As protagonistas – Lorena, Lia e Ana Clara – vêm de mundos muito diferentes, mas compartilham o espaço e os conflitos de uma juventude em ebulição. Lorena é uma jovem da elite, católica e sonhadora, que vive em um universo de ilusões e fantasias. Lia é uma militante política, engajada na luta contra o regime ditatorial. Ana Clara, por sua vez, vem de uma origem humilde e vive à margem, envolvida com drogas e marcada por uma infância difícil.
O romance é construído por meio de uma narrativa fragmentada e polifônica, alternando os pontos de vista das três personagens. Essa estrutura permite ao leitor mergulhar na subjetividade de cada uma delas, revelando não apenas os fatos de suas vidas, mas também seus medos, traumas, desejos e contradições.

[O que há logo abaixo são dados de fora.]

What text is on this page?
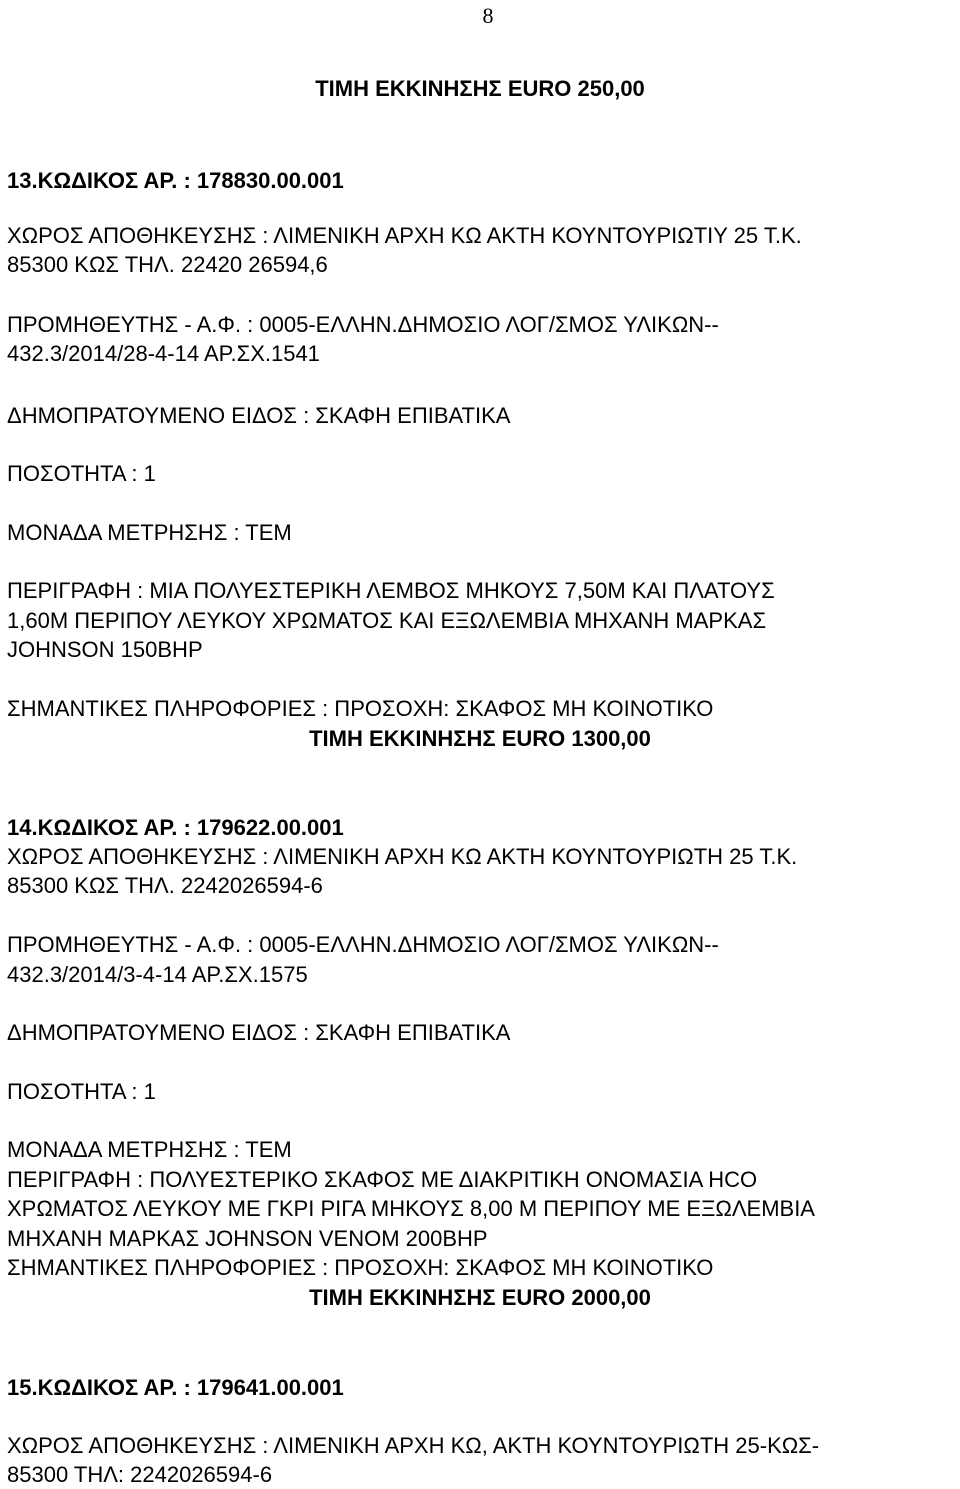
8
ΤΙΜΗ ΕΚΚΙΝΗΣΗΣ EURO 250,00
13.ΚΩΔΙΚΟΣ ΑΡ. : 178830.00.001
ΧΩΡΟΣ ΑΠΟΘΗΚΕΥΣΗΣ : ΛΙΜΕΝΙΚΗ ΑΡΧΗ ΚΩ ΑΚΤΗ ΚΟΥΝΤΟΥΡΙΩΤΙΥ 25 Τ.Κ.
85300 ΚΩΣ ΤΗΛ. 22420 26594,6
ΠΡΟΜΗΘΕΥΤΗΣ - Α.Φ. : 0005-ΕΛΛΗΝ.ΔΗΜΟΣΙΟ ΛΟΓ/ΣΜΟΣ ΥΛΙΚΩΝ--
432.3/2014/28-4-14 ΑΡ.ΣΧ.1541
ΔΗΜΟΠΡΑΤΟΥΜΕΝΟ ΕΙΔΟΣ : ΣΚΑΦΗ ΕΠΙΒΑΤΙΚΑ
ΠΟΣΟΤΗΤΑ : 1
ΜΟΝΑΔΑ ΜΕΤΡΗΣΗΣ : ΤΕΜ
ΠΕΡΙΓΡΑΦΗ : ΜΙΑ ΠΟΛΥΕΣΤΕΡΙΚΗ ΛΕΜΒΟΣ ΜΗΚΟΥΣ 7,50Μ ΚΑΙ ΠΛΑΤΟΥΣ
1,60Μ ΠΕΡΙΠΟΥ ΛΕΥΚΟΥ ΧΡΩΜΑΤΟΣ ΚΑΙ ΕΞΩΛΕΜΒΙΑ ΜΗΧΑΝΗ ΜΑΡΚΑΣ
JOHNSON 150BHP
ΣΗΜΑΝΤΙΚΕΣ ΠΛΗΡΟΦΟΡΙΕΣ : ΠΡΟΣΟΧΗ: ΣΚΑΦΟΣ ΜΗ ΚΟΙΝΟΤΙΚΟ
ΤΙΜΗ ΕΚΚΙΝΗΣΗΣ EURO 1300,00
14.ΚΩΔΙΚΟΣ ΑΡ. : 179622.00.001
ΧΩΡΟΣ ΑΠΟΘΗΚΕΥΣΗΣ : ΛΙΜΕΝΙΚΗ ΑΡΧΗ ΚΩ ΑΚΤΗ ΚΟΥΝΤΟΥΡΙΩΤΗ 25 Τ.Κ.
85300 ΚΩΣ ΤΗΛ. 2242026594-6
ΠΡΟΜΗΘΕΥΤΗΣ - Α.Φ. : 0005-ΕΛΛΗΝ.ΔΗΜΟΣΙΟ ΛΟΓ/ΣΜΟΣ ΥΛΙΚΩΝ--
432.3/2014/3-4-14 ΑΡ.ΣΧ.1575
ΔΗΜΟΠΡΑΤΟΥΜΕΝΟ ΕΙΔΟΣ : ΣΚΑΦΗ ΕΠΙΒΑΤΙΚΑ
ΠΟΣΟΤΗΤΑ : 1
ΜΟΝΑΔΑ ΜΕΤΡΗΣΗΣ : ΤΕΜ
ΠΕΡΙΓΡΑΦΗ : ΠΟΛΥΕΣΤΕΡΙΚΟ ΣΚΑΦΟΣ ΜΕ ΔΙΑΚΡΙΤΙΚΗ ΟΝΟΜΑΣΙΑ HCO
ΧΡΩΜΑΤΟΣ ΛΕΥΚΟΥ ΜΕ ΓΚΡΙ ΡΙΓΑ ΜΗΚΟΥΣ 8,00 Μ ΠΕΡΙΠΟΥ ΜΕ ΕΞΩΛΕΜΒΙΑ
ΜΗΧΑΝΗ ΜΑΡΚΑΣ JOHNSON VENOM 200BHP
ΣΗΜΑΝΤΙΚΕΣ ΠΛΗΡΟΦΟΡΙΕΣ : ΠΡΟΣΟΧΗ: ΣΚΑΦΟΣ ΜΗ ΚΟΙΝΟΤΙΚΟ
ΤΙΜΗ ΕΚΚΙΝΗΣΗΣ EURO 2000,00
15.ΚΩΔΙΚΟΣ ΑΡ. : 179641.00.001
ΧΩΡΟΣ ΑΠΟΘΗΚΕΥΣΗΣ : ΛΙΜΕΝΙΚΗ ΑΡΧΗ ΚΩ, ΑΚΤΗ ΚΟΥΝΤΟΥΡΙΩΤΗ 25-ΚΩΣ-
85300 ΤΗΛ: 2242026594-6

Lygia Fagundes Telles utiliza uma linguagem introspectiva, rica em imagens e variações de fluxo de consciência. As transições entre as vozes ocorrem de forma fluida, muitas vezes sem indicação explícita, o que contribui para o tom intimista e psicológico da narrativa. A autora não oferece respostas fáceis, mas apresenta um retrato complexo do feminino e da juventude.

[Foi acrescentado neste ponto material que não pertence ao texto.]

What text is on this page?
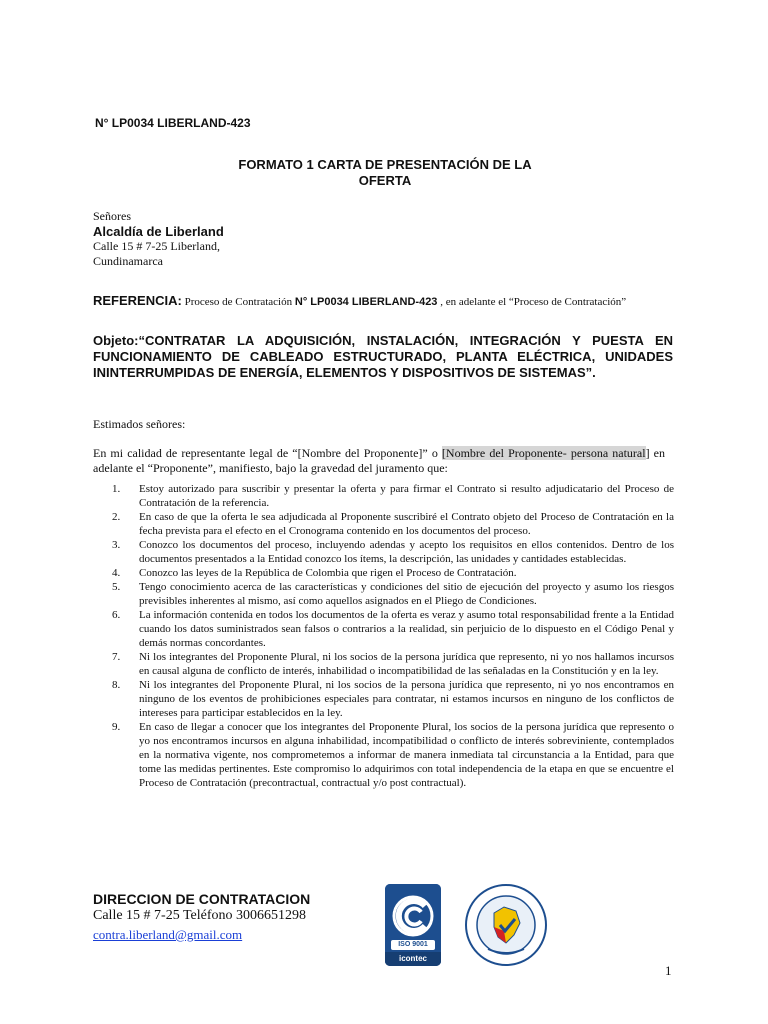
N° LP0034 LIBERLAND-423
FORMATO 1 CARTA DE PRESENTACIÓN DE LA
OFERTA
Señores
Alcaldía de Liberland
Calle 15 # 7-25 Liberland,
Cundinamarca
REFERENCIA: Proceso de Contratación N° LP0034 LIBERLAND-423 , en adelante el “Proceso de Contratación”
Objeto:“CONTRATAR LA ADQUISICIÓN, INSTALACIÓN, INTEGRACIÓN Y PUESTA EN FUNCIONAMIENTO DE CABLEADO ESTRUCTURADO, PLANTA ELÉCTRICA, UNIDADES ININTERRUMPIDAS DE ENERGÍA, ELEMENTOS Y DISPOSITIVOS DE SISTEMAS”.
Estimados señores:
En mi calidad de representante legal de “[Nombre del Proponente]” o [Nombre del Proponente- persona natural] en adelante el “Proponente”, manifiesto, bajo la gravedad del juramento que:
1. Estoy autorizado para suscribir y presentar la oferta y para firmar el Contrato si resulto adjudicatario del Proceso de Contratación de la referencia.
2. En caso de que la oferta le sea adjudicada al Proponente suscribiré el Contrato objeto del Proceso de Contratación en la fecha prevista para el efecto en el Cronograma contenido en los documentos del proceso.
3. Conozco los documentos del proceso, incluyendo adendas y acepto los requisitos en ellos contenidos. Dentro de los documentos presentados a la Entidad conozco los ítems, la descripción, las unidades y cantidades establecidas.
4. Conozco las leyes de la República de Colombia que rigen el Proceso de Contratación.
5. Tengo conocimiento acerca de las características y condiciones del sitio de ejecución del proyecto y asumo los riesgos previsibles inherentes al mismo, así como aquellos asignados en el Pliego de Condiciones.
6. La información contenida en todos los documentos de la oferta es veraz y asumo total responsabilidad frente a la Entidad cuando los datos suministrados sean falsos o contrarios a la realidad, sin perjuicio de lo dispuesto en el Código Penal y demás normas concordantes.
7. Ni los integrantes del Proponente Plural, ni los socios de la persona jurídica que represento, ni yo nos hallamos incursos en causal alguna de conflicto de interés, inhabilidad o incompatibilidad de las señaladas en la Constitución y en la ley.
8. Ni los integrantes del Proponente Plural, ni los socios de la persona jurídica que represento, ni yo nos encontramos en ninguno de los eventos de prohibiciones especiales para contratar, ni estamos incursos en ninguno de los conflictos de intereses para participar establecidos en la ley.
9. En caso de llegar a conocer que los integrantes del Proponente Plural, los socios de la persona jurídica que represento o yo nos encontramos incursos en alguna inhabilidad, incompatibilidad o conflicto de interés sobreviniente, contemplados en la normativa vigente, nos comprometemos a informar de manera inmediata tal circunstancia a la Entidad, para que tome las medidas pertinentes. Este compromiso lo adquirimos con total independencia de la etapa en que se encuentre el Proceso de Contratación (precontractual, contractual y/o post contractual).
DIRECCION DE CONTRATACION
Calle 15 # 7-25 Teléfono 3006651298
contra.liberland@gmail.com
ISO 9001
icontec
1
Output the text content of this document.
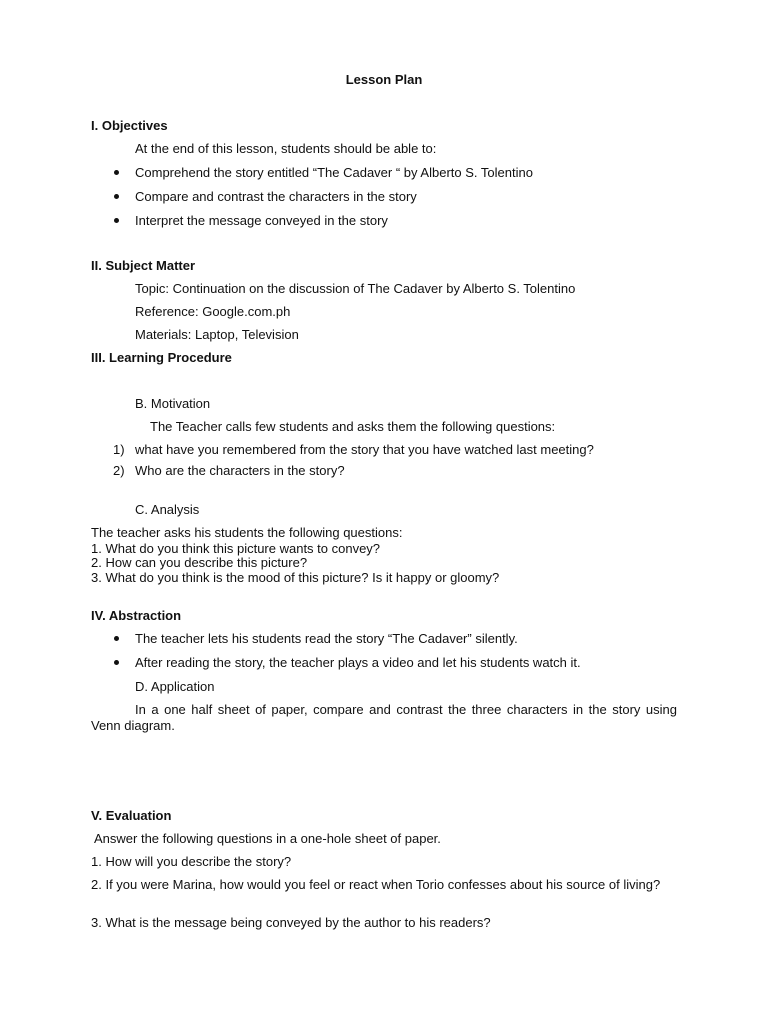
Lesson Plan
I. Objectives
At the end of this lesson, students should be able to:
Comprehend the story entitled “The Cadaver “ by Alberto S. Tolentino
Compare and contrast the characters in the story
Interpret the message conveyed in the story
II. Subject Matter
Topic: Continuation on the discussion of The Cadaver by Alberto S. Tolentino
Reference: Google.com.ph
Materials: Laptop, Television
III. Learning Procedure
B. Motivation
The Teacher calls few students and asks them the following questions:
1) what have you remembered from the story that you have watched last meeting?
2) Who are the characters in the story?
C. Analysis
The teacher asks his students the following questions:
1. What do you think this picture wants to convey?
2. How can you describe this picture?
3. What do you think is the mood of this picture? Is it happy or gloomy?
IV. Abstraction
The teacher lets his students read the story “The Cadaver” silently.
After reading the story, the teacher plays a video and let his students watch it.
D. Application
In a one half sheet of paper, compare and contrast the three characters in the story using Venn diagram.
V. Evaluation
Answer the following questions in a one-hole sheet of paper.
1. How will you describe the story?
2. If you were Marina, how would you feel or react when Torio confesses about his source of living?
3. What is the message being conveyed by the author to his readers?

A amizade entre as três meninas é atravessada por cumplicidades e tensões. Elas se observam, se apoiam, mas também se confrontam, revelando as diferentes formas de ser mulher em uma sociedade marcada pela repressão, pela desigualdade e pelo conservadorismo. O pensionato torna-se, assim, um microcosmo da sociedade brasileira da época.

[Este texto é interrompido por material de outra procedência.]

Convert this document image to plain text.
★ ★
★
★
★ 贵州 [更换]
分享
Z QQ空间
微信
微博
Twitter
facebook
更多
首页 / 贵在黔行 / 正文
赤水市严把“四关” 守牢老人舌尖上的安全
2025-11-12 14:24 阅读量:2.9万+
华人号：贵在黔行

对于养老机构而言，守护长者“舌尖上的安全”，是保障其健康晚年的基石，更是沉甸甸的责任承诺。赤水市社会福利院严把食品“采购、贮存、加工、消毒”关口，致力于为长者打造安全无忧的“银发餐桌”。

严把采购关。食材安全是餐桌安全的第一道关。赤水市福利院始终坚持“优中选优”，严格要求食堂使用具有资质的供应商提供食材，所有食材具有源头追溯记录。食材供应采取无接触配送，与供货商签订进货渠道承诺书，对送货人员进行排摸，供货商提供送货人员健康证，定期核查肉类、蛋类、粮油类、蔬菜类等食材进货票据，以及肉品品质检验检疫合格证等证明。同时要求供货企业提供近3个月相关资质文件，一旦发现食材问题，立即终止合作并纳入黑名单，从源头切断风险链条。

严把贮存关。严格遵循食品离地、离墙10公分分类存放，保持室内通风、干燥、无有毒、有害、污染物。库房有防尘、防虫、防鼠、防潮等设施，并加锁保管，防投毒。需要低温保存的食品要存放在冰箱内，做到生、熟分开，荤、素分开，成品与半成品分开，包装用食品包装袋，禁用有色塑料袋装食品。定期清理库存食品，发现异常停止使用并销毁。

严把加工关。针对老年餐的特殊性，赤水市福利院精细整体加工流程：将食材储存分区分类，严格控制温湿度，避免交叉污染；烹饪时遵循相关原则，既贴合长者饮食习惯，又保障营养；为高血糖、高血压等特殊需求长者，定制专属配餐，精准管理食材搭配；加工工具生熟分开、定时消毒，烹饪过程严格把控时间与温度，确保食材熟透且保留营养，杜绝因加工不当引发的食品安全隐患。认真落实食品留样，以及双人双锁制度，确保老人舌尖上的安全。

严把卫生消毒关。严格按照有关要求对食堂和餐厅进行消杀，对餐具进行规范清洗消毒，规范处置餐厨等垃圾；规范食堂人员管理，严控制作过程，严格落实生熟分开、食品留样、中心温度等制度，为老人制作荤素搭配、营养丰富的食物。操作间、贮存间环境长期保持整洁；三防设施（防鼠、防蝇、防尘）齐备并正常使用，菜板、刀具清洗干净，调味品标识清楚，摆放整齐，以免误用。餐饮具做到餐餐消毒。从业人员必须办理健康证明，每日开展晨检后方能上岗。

Ao longo da obra, temas como sexualidade, religião, política, maternidade e identidade são abordados com profundidade. Cada personagem lida com o peso de suas escolhas e a pressão de um mundo que tenta moldá-las. A repressão do regime militar aparece como pano de fundo constante, afetando direta ou indiretamente a trajetória das três.
“As Meninas” é também uma crítica à hipocrisia da elite, à violência de gênero e à alienação social. A figura da mulher, antes passiva e silenciada, aqui ganha voz múltipla e potente. O romance revela o íntimo das personagens como forma de resistência e denúncia.
A trajetória de Ana Clara tem um desfecho trágico, reforçando a brutalidade das estruturas sociais que condenam os mais vulneráveis. Já Lorena e Lia, apesar de seus caminhos distintos, seguem tentando encontrar sentido em um mundo hostil. A obra não fecha com certezas, mas com a inquietude da juventude.
Com “As Meninas”, Lygia Fagundes Telles constrói uma obra-prima da literatura brasileira, ao mesmo tempo lírica e política, pessoal e coletiva. É um retrato sensível e feroz de uma geração perdida entre o sonho e a repressão, entre o desejo de transformação e a solidão interior.